Annoncer au salarié qu'une sanction va être demandée au service RH n'est pas une sanction
C'est ce que souligne la Cour de cassation dans un arrêt du 27 mai 2021.
En l’espèce, une salariée est convoquée le 11 avril 2014 à un entretien professionnel par son supérieur hiérarchique. L'entretien est suivi d'un compte rendu établi par ce dernier, listant divers manquements fautifs.
Le compte rendu fait également mention de la volonté du supérieur hiérarchique de demander une sanction à l'encontre de la salariée. Cette dernière est convoquée le 15 avril 2014 à un entretien préalable à une mesure disciplinaire, puis est licenciée pour faute grave le 2 mai 2014.
La salariée engage alors un contentieux, estimant qu'elle avait fait l'objet de deux sanctions pour un même fait, ce qui est contraire à la règle "non bis in idem" applicable en droit du travail.
Un entretien, suivi d'un compte rendu
Dans un premier temps, la cour d'appel lui donne raison et juge que le licenciement est sans cause réelle et sérieuse. L'employeur conteste en cassation cette décision. Selon lui, "constitue une sanction toute mesure, autre que les observations verbales, prise par l'employeur à la suite d'un agissement du salarié qu'il considère comme fautif, que la volonté de l'employeur d'infliger une sanction doit être claire et non équivoque, que tel n'est pas le cas du compte-rendu d'un entretien de suivi par lequel un supérieur hiérarchique indique au salarié qu'il sollicite une sanction à son encontre auprès du service compétent pour prononcer une telle mesure, en précisant qu'il ignore quelle en sera l'issue".
Le compte rendu d'entretien indiquait bien que la supérieure hiérarchique de la salariée lui avait déclaré ''je vous informe que je demande une sanction à votre égard'' et qu'à la question ''quelle est la sanction ?'', elle avait répondu ''je ne sais pas, la direction et les ressources humaines prennent seules leur décision''.
Dès lors, les juges ne pouvaient pas assimiler cet entretien à une sanction disciplinaire, soutient l'employeur.
Aucune sanction n'a été prononcée lors de cet entretien.
La Cour de cassation, dans un arrêt du 27 mai 2021, confirme cette analyse et rejette l'argumentation juridique de la cour d'appel.
Elle rappelle qu'aux termes de l'article L.1331-1 du code du travail constitue une sanction toute mesure, autre que les observations verbales, prise par l'employeur à la suite d'un agissement du salarié considéré par l'employeur comme fautif, que cette mesure soit de nature à affecter immédiatement ou non, la présence du salarié dans l'entreprise, sa fonction, sa carrière ou sa rémunération.

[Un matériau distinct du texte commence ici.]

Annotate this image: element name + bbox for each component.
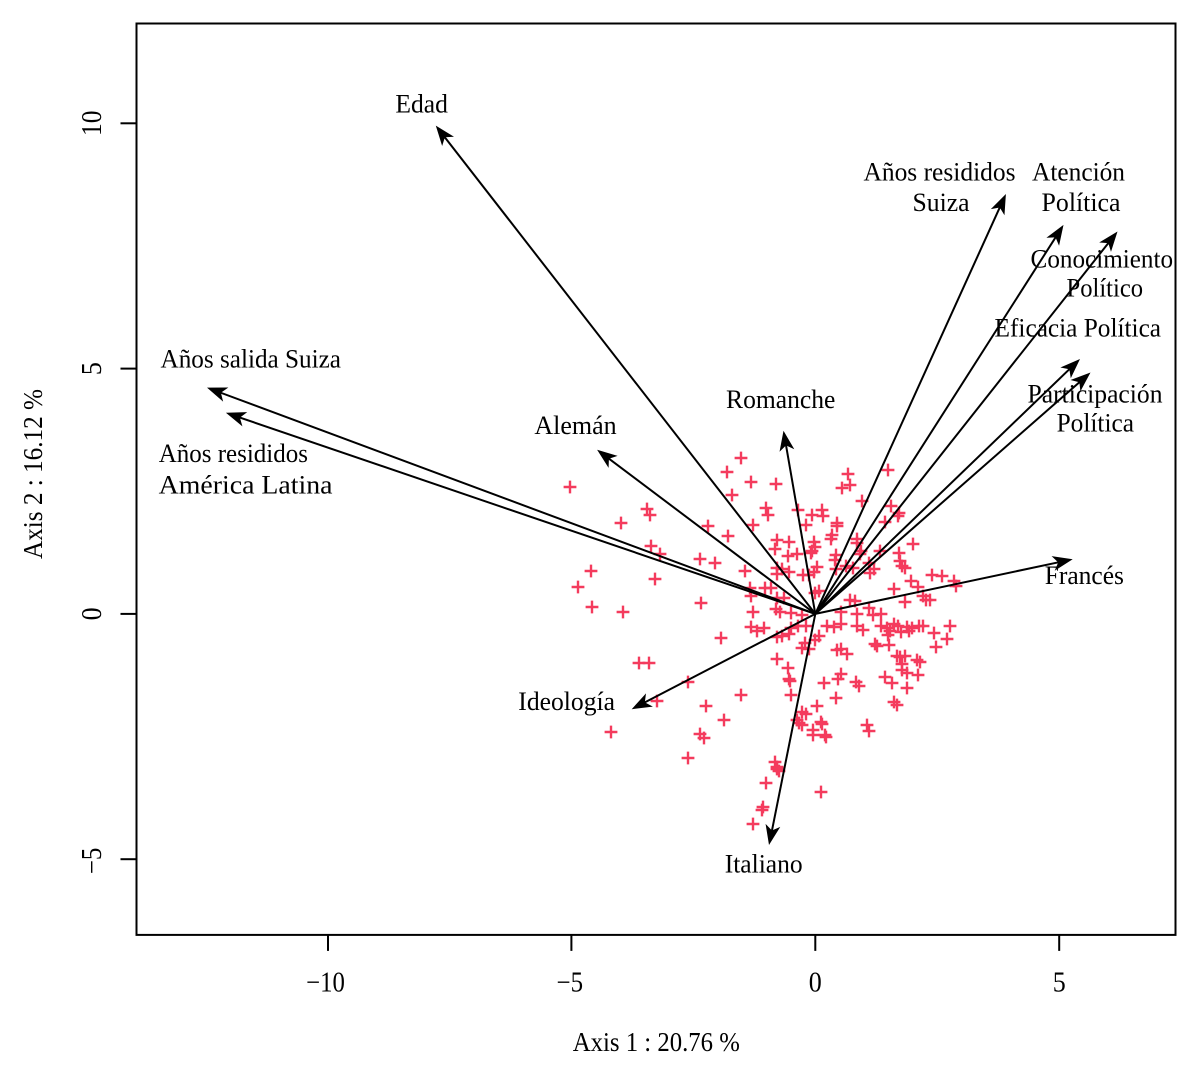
svg-text:Suiza: Suiza bbox=[913, 188, 970, 217]
svg-text:Político: Político bbox=[1067, 274, 1144, 303]
svg-text:Años resididos: Años resididos bbox=[863, 158, 1015, 187]
svg-text:Eficacia Política: Eficacia Política bbox=[995, 314, 1162, 343]
svg-text:−5: −5 bbox=[77, 848, 108, 875]
svg-text:Axis 1 : 20.76 %: Axis 1 : 20.76 % bbox=[573, 1027, 740, 1057]
svg-text:5: 5 bbox=[1053, 967, 1066, 998]
svg-text:5: 5 bbox=[77, 362, 108, 375]
svg-text:0: 0 bbox=[77, 607, 108, 620]
svg-text:Ideología: Ideología bbox=[518, 687, 615, 716]
svg-text:0: 0 bbox=[809, 967, 822, 998]
svg-text:Política: Política bbox=[1042, 188, 1121, 217]
svg-text:Axis 2 : 16.12 %: Axis 2 : 16.12 % bbox=[18, 389, 48, 559]
svg-text:Alemán: Alemán bbox=[534, 411, 616, 440]
svg-text:Conocimiento: Conocimiento bbox=[1031, 245, 1174, 274]
svg-text:América Latina: América Latina bbox=[159, 470, 333, 499]
svg-text:Años resididos: Años resididos bbox=[159, 439, 308, 468]
svg-text:Italiano: Italiano bbox=[725, 850, 803, 879]
svg-text:Francés: Francés bbox=[1045, 561, 1124, 590]
svg-text:−10: −10 bbox=[306, 967, 345, 998]
svg-text:Romanche: Romanche bbox=[726, 385, 835, 414]
svg-text:Edad: Edad bbox=[395, 90, 448, 119]
svg-text:Política: Política bbox=[1057, 409, 1135, 438]
svg-text:Atención: Atención bbox=[1032, 158, 1125, 187]
svg-text:10: 10 bbox=[77, 111, 108, 137]
svg-text:Participación: Participación bbox=[1028, 380, 1163, 409]
svg-text:Años salida Suiza: Años salida Suiza bbox=[161, 344, 342, 373]
svg-text:−5: −5 bbox=[557, 967, 584, 998]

Or, le manager qui a tenu l'entretien avait expressément indiqué dans le compte rendu qu'il se limitait à demander une sanction, la décision relevant exclusivement de la direction et du responsable des ressources humaines.
La cour d'appel n'avait dès lors pas pu estimer que la manager exerçant des fonctions de supérieure hiérarchique à l'égard de la salariée se trouvait en capacité de lui délivrer avec l'accord de sa hiérarchie un avertissement.

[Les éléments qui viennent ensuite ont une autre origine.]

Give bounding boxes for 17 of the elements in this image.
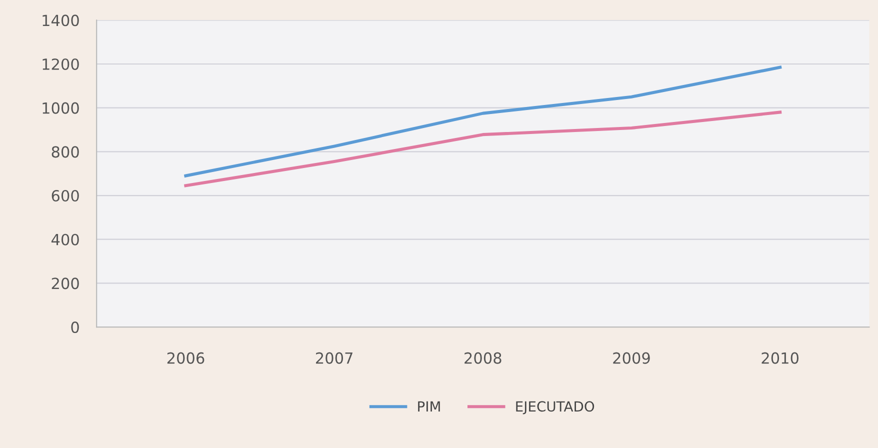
line-series	[184, 110, 782, 188]
y-tick-label: 1000	[42, 102, 79, 114]
y-tick-label: 0	[71, 322, 79, 334]
x-tick-label: 2010	[762, 352, 798, 364]
x-tick-label: 2009	[613, 352, 650, 364]
y-tick-label: 200	[52, 278, 79, 290]
legend-label: EJECUTADO	[516, 401, 594, 414]
y-tick-label: 1400	[42, 14, 79, 26]
y-tick-label: 400	[52, 234, 79, 246]
x-tick-label: 2006	[167, 352, 204, 364]
y-tick-label: 1200	[42, 58, 79, 70]
y-tick-label: 800	[52, 146, 79, 158]
legend-label: PIM	[418, 401, 440, 412]
y-tick-label: 600	[52, 190, 79, 202]
x-tick-label: 2007	[316, 352, 352, 364]
x-tick-label: 2008	[464, 352, 502, 364]
line-series	[184, 66, 782, 178]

Une telle solution avait déjà été retenue dans un arrêt du 12 novembre 2015. La Cour de cassation avait estimé que le document rédigé par l'employeur n'était qu'un compte rendu d'un entretien au cours duquel il avait énuméré divers griefs et insuffisances qu'il imputait à la salariée, sans traduire une volonté de sa part de les sanctionner.
A la différence que, dans l'affaire du 25 mai 2021, il y avait bien la volonté de demander une sanction, mais non de la prononcer.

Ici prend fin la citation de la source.